Memory sticks security risk fear

Items such as media players, memory sticks and USB flash drives were now routinely used by a huge number of employees in the vast majority of UK businesses, but with little regard to the security threat they pose according to Pointsec

Their survey showed that two-thirds of IT professionals who used removable media themselves at work admitted to not protecting them with encryption, even though they were aware of the associated dangers.

Most IT security policies were written by IT departments, yet when quizzed on the security risks 65% of IT professionals knew they were a potential security time-bomb and two-thirds (66%) admitted to neglecting to include mobile devices in their current security policies.

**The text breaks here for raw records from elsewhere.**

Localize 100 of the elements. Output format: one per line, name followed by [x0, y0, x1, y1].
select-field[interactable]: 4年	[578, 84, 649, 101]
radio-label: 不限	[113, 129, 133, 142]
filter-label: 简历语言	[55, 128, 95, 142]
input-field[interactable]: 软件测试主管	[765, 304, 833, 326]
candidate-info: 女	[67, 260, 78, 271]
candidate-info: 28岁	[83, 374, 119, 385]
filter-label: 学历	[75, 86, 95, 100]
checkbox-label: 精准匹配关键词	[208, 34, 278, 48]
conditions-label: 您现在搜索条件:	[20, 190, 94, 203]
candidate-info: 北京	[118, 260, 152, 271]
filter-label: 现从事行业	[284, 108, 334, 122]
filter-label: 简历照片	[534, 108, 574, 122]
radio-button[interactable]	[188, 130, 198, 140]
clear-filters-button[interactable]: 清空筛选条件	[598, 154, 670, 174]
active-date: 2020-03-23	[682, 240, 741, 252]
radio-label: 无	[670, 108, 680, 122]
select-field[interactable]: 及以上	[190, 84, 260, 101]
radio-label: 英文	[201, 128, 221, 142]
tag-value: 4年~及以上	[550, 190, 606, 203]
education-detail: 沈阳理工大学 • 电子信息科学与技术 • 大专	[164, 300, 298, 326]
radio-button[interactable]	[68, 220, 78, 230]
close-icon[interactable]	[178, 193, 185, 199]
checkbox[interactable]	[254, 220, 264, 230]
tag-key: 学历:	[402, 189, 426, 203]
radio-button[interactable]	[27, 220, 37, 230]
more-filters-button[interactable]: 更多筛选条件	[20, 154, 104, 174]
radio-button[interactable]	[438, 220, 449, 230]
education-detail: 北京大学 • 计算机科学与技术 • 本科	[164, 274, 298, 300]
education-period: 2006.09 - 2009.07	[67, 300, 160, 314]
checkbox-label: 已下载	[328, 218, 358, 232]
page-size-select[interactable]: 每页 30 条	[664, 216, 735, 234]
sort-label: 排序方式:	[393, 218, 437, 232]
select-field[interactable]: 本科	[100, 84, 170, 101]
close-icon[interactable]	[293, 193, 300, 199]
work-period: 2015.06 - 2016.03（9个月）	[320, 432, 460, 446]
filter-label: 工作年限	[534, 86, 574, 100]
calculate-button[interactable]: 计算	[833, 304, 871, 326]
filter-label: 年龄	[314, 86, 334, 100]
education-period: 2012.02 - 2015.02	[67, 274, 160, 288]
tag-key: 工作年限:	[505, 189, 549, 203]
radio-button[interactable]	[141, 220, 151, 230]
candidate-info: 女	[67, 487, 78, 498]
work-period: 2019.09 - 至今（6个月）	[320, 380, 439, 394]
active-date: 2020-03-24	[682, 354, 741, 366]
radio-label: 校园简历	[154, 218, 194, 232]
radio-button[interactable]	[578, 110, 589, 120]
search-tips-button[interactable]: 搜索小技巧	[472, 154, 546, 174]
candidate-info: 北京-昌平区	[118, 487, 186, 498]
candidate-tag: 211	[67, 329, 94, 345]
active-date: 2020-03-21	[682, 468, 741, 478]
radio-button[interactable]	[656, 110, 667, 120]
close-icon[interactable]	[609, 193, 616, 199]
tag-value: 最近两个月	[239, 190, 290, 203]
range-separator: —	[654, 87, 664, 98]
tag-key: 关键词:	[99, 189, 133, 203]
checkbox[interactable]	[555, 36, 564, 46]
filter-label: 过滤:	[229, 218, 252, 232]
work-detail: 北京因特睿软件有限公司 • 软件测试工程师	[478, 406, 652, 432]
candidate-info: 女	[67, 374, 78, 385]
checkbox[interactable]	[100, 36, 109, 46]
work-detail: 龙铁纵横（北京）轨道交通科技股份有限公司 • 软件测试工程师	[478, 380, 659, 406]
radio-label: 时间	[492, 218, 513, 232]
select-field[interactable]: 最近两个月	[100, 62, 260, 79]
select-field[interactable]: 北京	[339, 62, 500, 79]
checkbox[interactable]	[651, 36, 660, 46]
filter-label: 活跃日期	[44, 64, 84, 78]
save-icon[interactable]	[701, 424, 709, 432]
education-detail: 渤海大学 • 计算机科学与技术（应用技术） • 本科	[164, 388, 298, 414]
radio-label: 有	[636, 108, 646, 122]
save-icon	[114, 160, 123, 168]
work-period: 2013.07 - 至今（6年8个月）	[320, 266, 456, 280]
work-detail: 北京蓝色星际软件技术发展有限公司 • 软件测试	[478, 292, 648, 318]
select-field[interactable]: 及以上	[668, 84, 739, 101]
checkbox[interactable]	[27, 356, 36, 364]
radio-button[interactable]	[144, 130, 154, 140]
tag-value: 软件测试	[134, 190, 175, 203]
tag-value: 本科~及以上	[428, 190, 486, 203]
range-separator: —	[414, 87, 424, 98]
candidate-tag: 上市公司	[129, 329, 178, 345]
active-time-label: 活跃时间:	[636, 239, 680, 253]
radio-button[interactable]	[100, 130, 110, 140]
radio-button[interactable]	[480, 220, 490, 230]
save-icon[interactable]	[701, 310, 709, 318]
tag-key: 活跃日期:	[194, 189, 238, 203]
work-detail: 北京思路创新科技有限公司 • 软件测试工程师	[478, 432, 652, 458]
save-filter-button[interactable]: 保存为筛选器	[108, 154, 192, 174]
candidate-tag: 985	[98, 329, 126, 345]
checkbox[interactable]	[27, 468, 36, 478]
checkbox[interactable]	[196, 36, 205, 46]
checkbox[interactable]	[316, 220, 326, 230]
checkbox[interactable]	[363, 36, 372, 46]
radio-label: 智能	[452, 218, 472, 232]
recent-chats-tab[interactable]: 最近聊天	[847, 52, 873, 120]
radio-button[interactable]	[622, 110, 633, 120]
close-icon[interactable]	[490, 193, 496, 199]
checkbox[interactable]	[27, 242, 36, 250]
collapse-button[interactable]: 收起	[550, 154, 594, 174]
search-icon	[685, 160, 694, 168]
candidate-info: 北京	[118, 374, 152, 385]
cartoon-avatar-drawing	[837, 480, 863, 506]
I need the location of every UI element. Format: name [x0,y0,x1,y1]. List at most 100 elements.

If lost or stolen, vast amounts of valuable company information could seriously expose a company to extortion, digital identity fraud, or damage to their reputation, integrity and brand, said Pointsec.

Massive risk

Twelve percent of organizations had banned the use of removable media devices in the workplace altogether because of the risk to security. However their use was still on the increase with 56% of employees downloading corporate information onto their memory sticks, compared with 31% last year.

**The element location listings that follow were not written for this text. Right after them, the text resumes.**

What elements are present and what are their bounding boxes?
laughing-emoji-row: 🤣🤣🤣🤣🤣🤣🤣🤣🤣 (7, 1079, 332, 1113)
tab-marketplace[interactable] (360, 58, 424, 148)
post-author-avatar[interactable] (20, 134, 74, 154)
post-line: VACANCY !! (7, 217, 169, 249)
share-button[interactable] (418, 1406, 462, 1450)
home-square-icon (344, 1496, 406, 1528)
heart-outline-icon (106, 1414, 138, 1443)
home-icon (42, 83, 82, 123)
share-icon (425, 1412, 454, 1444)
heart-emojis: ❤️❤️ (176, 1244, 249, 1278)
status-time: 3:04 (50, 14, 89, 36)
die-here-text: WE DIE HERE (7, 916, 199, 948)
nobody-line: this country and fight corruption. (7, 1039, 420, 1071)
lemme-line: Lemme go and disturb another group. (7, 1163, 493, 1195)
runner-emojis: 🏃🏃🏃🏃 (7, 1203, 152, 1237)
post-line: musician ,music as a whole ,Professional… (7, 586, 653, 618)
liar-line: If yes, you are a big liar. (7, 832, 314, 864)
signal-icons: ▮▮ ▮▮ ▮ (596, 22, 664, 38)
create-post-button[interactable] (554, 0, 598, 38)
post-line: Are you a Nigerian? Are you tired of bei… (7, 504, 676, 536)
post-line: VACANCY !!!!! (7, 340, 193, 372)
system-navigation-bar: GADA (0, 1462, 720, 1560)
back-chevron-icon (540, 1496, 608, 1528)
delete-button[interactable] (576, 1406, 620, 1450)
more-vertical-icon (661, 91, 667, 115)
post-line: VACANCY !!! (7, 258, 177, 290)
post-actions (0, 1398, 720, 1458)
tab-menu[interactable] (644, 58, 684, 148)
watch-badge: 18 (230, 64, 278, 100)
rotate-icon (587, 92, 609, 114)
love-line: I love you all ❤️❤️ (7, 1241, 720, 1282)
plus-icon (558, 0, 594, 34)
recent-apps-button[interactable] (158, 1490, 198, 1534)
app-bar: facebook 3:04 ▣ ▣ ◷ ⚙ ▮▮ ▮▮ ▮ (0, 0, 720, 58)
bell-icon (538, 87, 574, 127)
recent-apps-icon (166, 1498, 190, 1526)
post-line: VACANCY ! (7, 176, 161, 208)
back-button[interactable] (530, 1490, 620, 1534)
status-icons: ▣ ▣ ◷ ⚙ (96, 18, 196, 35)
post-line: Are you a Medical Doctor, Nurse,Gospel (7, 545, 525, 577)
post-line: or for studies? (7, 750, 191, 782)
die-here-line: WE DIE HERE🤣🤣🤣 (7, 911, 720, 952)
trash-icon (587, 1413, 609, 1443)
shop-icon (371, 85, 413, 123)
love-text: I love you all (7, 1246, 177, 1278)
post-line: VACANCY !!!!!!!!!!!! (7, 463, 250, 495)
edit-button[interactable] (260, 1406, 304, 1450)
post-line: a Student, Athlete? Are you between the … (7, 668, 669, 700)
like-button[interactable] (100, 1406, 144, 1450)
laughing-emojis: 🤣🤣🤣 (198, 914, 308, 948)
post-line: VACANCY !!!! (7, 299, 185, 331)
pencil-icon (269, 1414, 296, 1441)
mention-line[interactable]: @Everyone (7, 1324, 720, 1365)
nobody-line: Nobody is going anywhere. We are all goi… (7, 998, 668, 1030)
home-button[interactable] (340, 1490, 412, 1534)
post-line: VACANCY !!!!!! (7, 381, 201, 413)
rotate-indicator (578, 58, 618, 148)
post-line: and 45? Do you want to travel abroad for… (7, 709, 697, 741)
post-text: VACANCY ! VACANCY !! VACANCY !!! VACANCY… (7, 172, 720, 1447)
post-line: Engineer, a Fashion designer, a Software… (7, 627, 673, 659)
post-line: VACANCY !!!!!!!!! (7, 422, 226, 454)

Only around 21% of removable devices in the workplace were secured with passwords or encryption.

The most popular use of memory sticks was to store corporate data such as contracts, proposals and other business documents, with customer information coming in a close second. Twenty two percent used them to store their customers' names and addresses, with others using them to store presentations, budgets and other documents.

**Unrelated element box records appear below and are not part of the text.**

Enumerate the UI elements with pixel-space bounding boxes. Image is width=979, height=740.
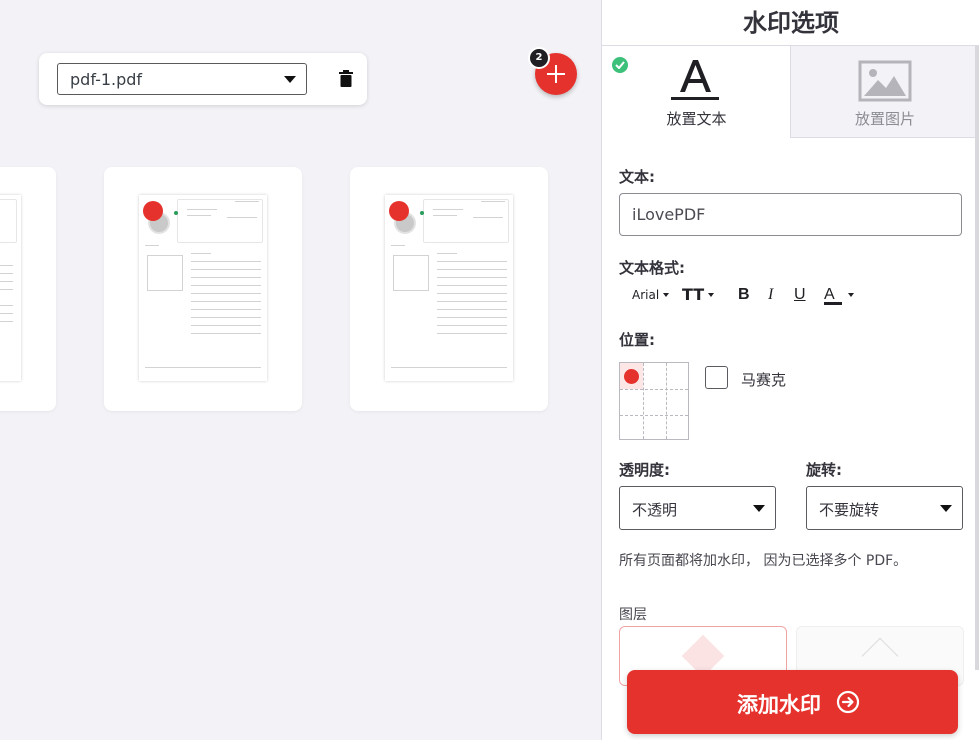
page-thumbnail-card[interactable]	[350, 167, 548, 411]
add-watermark-button[interactable]: 添加水印	[627, 670, 958, 734]
watermark-position-marker	[389, 201, 409, 221]
mosaic-checkbox[interactable]	[705, 366, 728, 389]
workarea: pdf-1.pdf 2	[0, 0, 601, 740]
selected-position-marker	[624, 369, 639, 384]
text-label: 文本:	[619, 168, 655, 186]
layer-label: 图层	[619, 607, 647, 623]
file-toolbar: pdf-1.pdf	[39, 53, 367, 105]
arrow-right-circle-icon	[836, 690, 860, 714]
text-type-icon	[665, 56, 725, 104]
tab-label: 放置图片	[854, 110, 915, 128]
transparency-select[interactable]: 不透明	[619, 486, 776, 530]
layer-under-icon	[861, 637, 899, 675]
image-icon	[858, 60, 912, 102]
rotation-select[interactable]: 不要旋转	[806, 486, 963, 530]
panel-scrollbar[interactable]	[975, 46, 979, 670]
transparency-label: 透明度:	[619, 461, 670, 479]
font-size-icon: TT	[682, 285, 705, 304]
rotation-label: 旋转:	[806, 461, 842, 479]
check-icon	[612, 57, 628, 73]
chevron-down-icon	[663, 293, 669, 297]
watermark-text-input[interactable]: iLovePDF	[619, 193, 962, 236]
panel-title: 水印选项	[602, 0, 979, 46]
font-family-select[interactable]: Arial	[632, 283, 669, 307]
bold-button[interactable]: B	[738, 283, 750, 307]
add-watermark-label: 添加水印	[737, 693, 821, 717]
page-thumbnail	[139, 195, 267, 381]
chevron-down-icon	[848, 293, 854, 297]
italic-button[interactable]: I	[768, 283, 773, 307]
tab-place-text[interactable]: 放置文本	[602, 46, 791, 138]
file-count-badge: 2	[528, 47, 550, 69]
watermark-position-marker	[143, 201, 163, 221]
position-grid[interactable]	[619, 362, 689, 440]
page-thumbnail-card[interactable]	[104, 167, 302, 411]
mosaic-label: 马赛克	[741, 371, 787, 389]
font-color-icon: A	[824, 286, 835, 303]
file-select[interactable]: pdf-1.pdf	[57, 63, 307, 95]
page-thumbnail	[0, 195, 21, 381]
chevron-down-icon	[284, 76, 296, 83]
chevron-down-icon	[940, 505, 952, 512]
multi-pdf-note: 所有页面都将加水印， 因为已选择多个 PDF。	[619, 553, 908, 569]
watermark-options-panel: 水印选项 放置文本 放置图片 文本: iLovePDF 文本格式: Arial	[601, 0, 979, 740]
tab-label: 放置文本	[666, 110, 727, 128]
trash-icon[interactable]	[339, 70, 353, 87]
chevron-down-icon	[753, 505, 765, 512]
position-cell-top-left[interactable]	[620, 363, 643, 389]
page-thumbnail-card[interactable]	[0, 167, 56, 411]
tab-place-image[interactable]: 放置图片	[790, 46, 979, 138]
page-thumbnail	[385, 195, 513, 381]
font-size-select[interactable]: TT	[682, 283, 714, 307]
font-color-select[interactable]: A	[824, 283, 854, 307]
format-label: 文本格式:	[619, 259, 685, 277]
chevron-down-icon	[708, 293, 714, 297]
underline-button[interactable]: U	[794, 283, 806, 307]
position-label: 位置:	[619, 331, 655, 349]
file-select-value: pdf-1.pdf	[70, 70, 143, 89]
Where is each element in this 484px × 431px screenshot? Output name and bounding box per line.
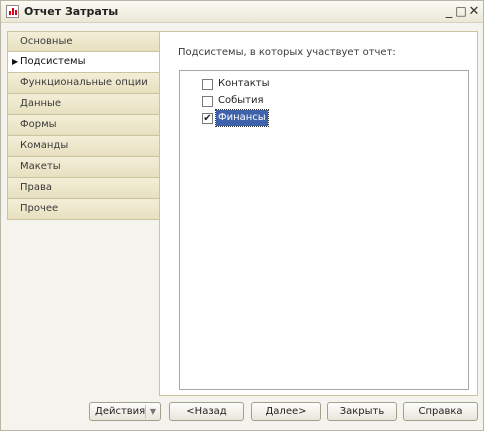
- sidebar-item-data[interactable]: Данные: [7, 94, 160, 115]
- checkbox-label: События: [218, 95, 264, 106]
- sidebar-item-functional-options[interactable]: Функциональные опции: [7, 73, 160, 94]
- sidebar-nav: Основные ▶ Подсистемы Функциональные опц…: [7, 31, 161, 220]
- back-button[interactable]: <Назад: [169, 402, 244, 421]
- checkbox-label: Контакты: [218, 78, 270, 89]
- subsystems-list[interactable]: Контакты События ✔ Финансы: [179, 70, 469, 390]
- sidebar-item-label: Формы: [20, 119, 57, 130]
- current-arrow-icon: ▶: [12, 57, 19, 66]
- next-button[interactable]: Далее>: [251, 402, 321, 421]
- sidebar-item-templates[interactable]: Макеты: [7, 157, 160, 178]
- sidebar-item-general[interactable]: Основные: [7, 31, 160, 52]
- actions-button[interactable]: Действия ▼: [89, 402, 161, 421]
- chevron-down-icon: ▼: [149, 407, 156, 416]
- app-icon: [6, 5, 19, 18]
- subsystems-panel: Подсистемы, в которых участвует отчет: К…: [159, 31, 478, 396]
- checkbox-label: Финансы: [215, 109, 269, 127]
- report-window: Отчет Затраты _ □ ✕ Основные ▶ Подсистем…: [0, 0, 484, 431]
- window-title: Отчет Затраты: [24, 5, 119, 18]
- sidebar-item-label: Макеты: [20, 161, 61, 172]
- sidebar-item-label: Функциональные опции: [20, 77, 148, 88]
- close-icon[interactable]: ✕: [467, 4, 481, 19]
- sidebar-item-label: Прочее: [20, 203, 59, 214]
- checkbox-events[interactable]: [202, 96, 213, 107]
- sidebar-item-subsystems[interactable]: ▶ Подсистемы: [7, 52, 161, 73]
- checkbox-contacts[interactable]: [202, 79, 213, 90]
- sidebar-item-label: Данные: [20, 98, 62, 109]
- panel-caption: Подсистемы, в которых участвует отчет:: [178, 47, 396, 58]
- sidebar-item-label: Подсистемы: [20, 56, 86, 67]
- sidebar-item-label: Основные: [20, 36, 73, 47]
- sidebar-item-label: Команды: [20, 140, 69, 151]
- close-button[interactable]: Закрыть: [327, 402, 397, 421]
- sidebar-item-forms[interactable]: Формы: [7, 115, 160, 136]
- sidebar-item-other[interactable]: Прочее: [7, 199, 160, 220]
- actions-label: Действия: [95, 406, 146, 417]
- help-button[interactable]: Справка: [403, 402, 478, 421]
- sidebar-item-rights[interactable]: Права: [7, 178, 160, 199]
- sidebar-item-commands[interactable]: Команды: [7, 136, 160, 157]
- title-bar[interactable]: Отчет Затраты _ □ ✕: [1, 1, 483, 23]
- sidebar-item-label: Права: [20, 182, 53, 193]
- checkbox-finance[interactable]: ✔: [202, 113, 213, 124]
- maximize-icon[interactable]: □: [454, 4, 468, 19]
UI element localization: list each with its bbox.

Pointsec recommended that businesses issue strict guidelines on the use of memory sticks, including the importance of proper handling of mobile devices such as removable media. Non-company devices should be forbidden and encryption software used at all times.

'Strict guidelines'

Preventing people bringing removable media devices into the office was an "extremely difficult problem" according to Pointsec.

The mobile security specialists added that if companies were to prevent breaking legislation such as the Data Protection Act, Basel 2 and Sarbanes Oxley, they needed to "rapidly get to grips" with the risks associated with removable media and protect themselves.

Martin Allen, Managing Director of Pointsec UK said: "Our advice is to introduce strict guidelines on the use of removable media devices in the workplace, and invest in encryption software which will allow administrators to force the encryption of all data put onto a mobile device.

"Companies will soon realise that this type of software is just as vital and inexpensive as using anti-virus software."